Given a sample numpy array like so:
a = np.array([[[[0,0,0], [0,0,0], [0,0,0]],
[[0,0,0], [0,0,0], [0,0,0]]],
[[[0,1,2], [1,1,1], [1,1,1]],
[[1,1,1], [1,2,2], [1,1,1]]],
[[[0,1,2], [1,1,1], [1,1,1]],
[[1,1,1], [1,2,2], [1,1,1]]],
[[[0,1,2], [1,1,1], [1,1,1]],
[[1,1,1], [1,2,2], [1,1,1]]]])
#a.shape = (4, 2, 3, 3)
How can I get it to return a numpy array with shape (3,2,3,3) considering that the first element is all zeros?
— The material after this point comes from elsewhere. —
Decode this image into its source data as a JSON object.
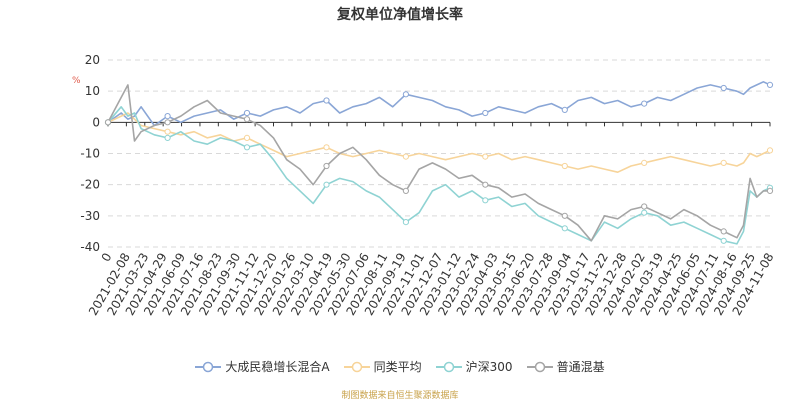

My dataset is a bigger one of shape (m, x, y, z) and I'll need to return non-zero (m-n, x,y,z) arrays where n are the (x,y,z) shaped arrays with all zeros.
So far I tried this:
mask = np.equal(a, np.zeros(shape=(2,3,3)))
'''
Returns:
[[[[ True True True]
[ True True True]
[ True True True]]
[[ True True True]
[ True True True]
[ True True True]]]
[[[ True False False]
[False False False]
[False False False]]
[[False False False]
[False False False]
[False False False]]]
[[[ True False False]
[False False False]
[False False False]]
[[False False False]
[False False False]
[False False False]]]
[[[ True False False]
[False False False]
[False False False]]
[[False False False]
[False False False]
[False False False]]]]
'''
But applying a[~mask] gives me a flattened array:
[1 2 1 1 1 1 1 1 1 1 1 1 2 2 1 1 1 1 2 1 1 1 1 1 1 1 1 1 1 2 2 1 1 1 1 2 1
1 1 1 1 1 1 1 1 1 2 2 1 1 1] (51,)
What I need is something like this:
np.array([[[[0,1,2], [1,1,1], [1,1,1]],
[[1,1,1], [1,2,2], [1,1,1]]],
[[[0,1,2], [1,1,1], [1,1,1]],
[[1,1,1], [1,2,2], [1,1,1]]],
[[[0,1,2], [1,1,1], [1,1,1]],
[[1,1,1], [1,2,2], [1,1,1]]]])
Bonus: I need to apply this to a separate/mirror (m, x, y, z) shaped array so maybe I'll need a masked approach?